More than 90 per cent of research at The University of Nottingham is of international quality, according to RAE 2008, with almost 60 per cent of all research defined as ‘world-leading’ or ‘internationally excellent’. Research Fortnight analysis of RAE 2008 ranks the University 7th in the UK by research power. In 27 subject areas, the University features in the UK Top Ten, with 14 of those in the Top Five.
The University provides innovative and top quality teaching, undertakes world-changing research, and attracts talented staff and students from 150 nations. Described by The Times as Britain's "only truly global university", it has invested continuously in award-winning campuses in the United Kingdom, China and Malaysia.
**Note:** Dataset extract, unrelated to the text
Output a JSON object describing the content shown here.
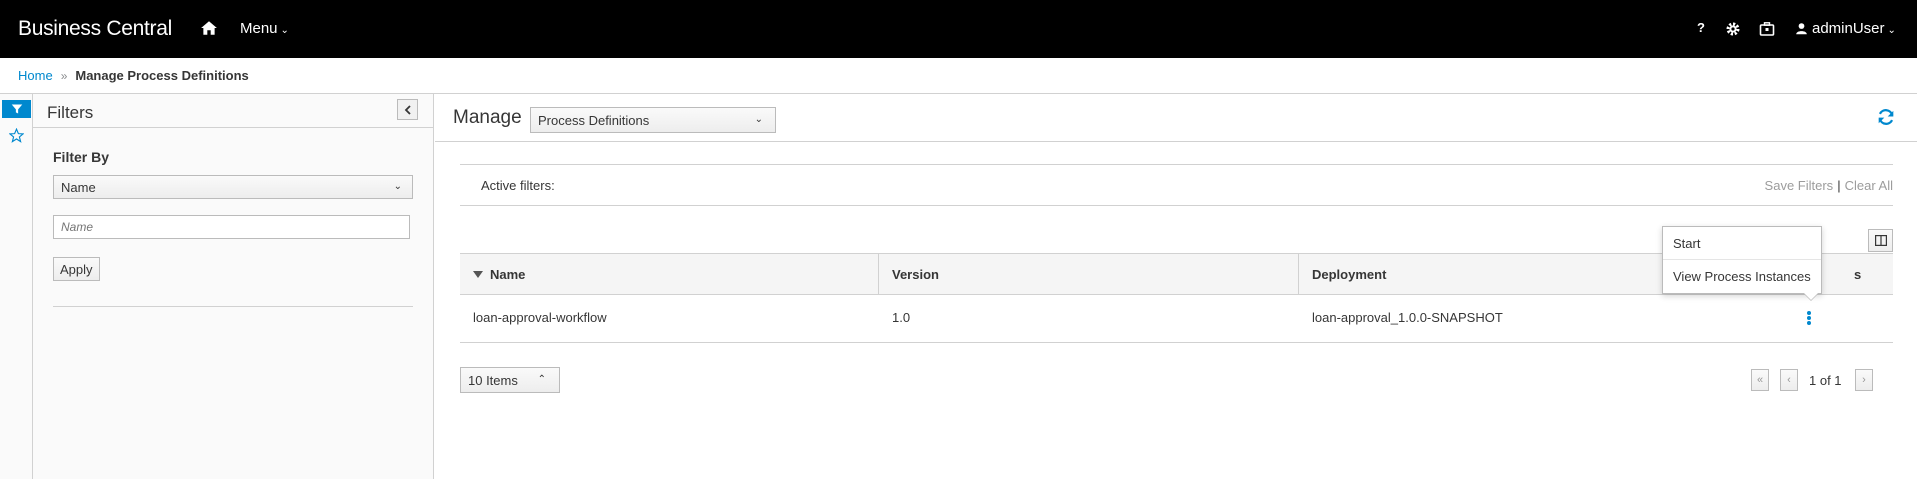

Twice since 2003 its research and teaching academics have won Nobel Prizes. The University has won the Queen's Award for Enterprise in both 2006 (International Trade) and 2007 (Innovation — School of Pharmacy), and was named ‘Entrepreneurial University of the Year’ at the Times Higher Education Awards 2008.
Its students are much in demand from 'blue-chip' employers. Winners of Students in Free Enterprise for four years in succession, and current holder of UK Graduate of the Year, Nottingham graduates consistently excel in business, the media, the arts and sport. Undergraduate and postgraduate degree completion rates are amongst the highest in the United Kingdom.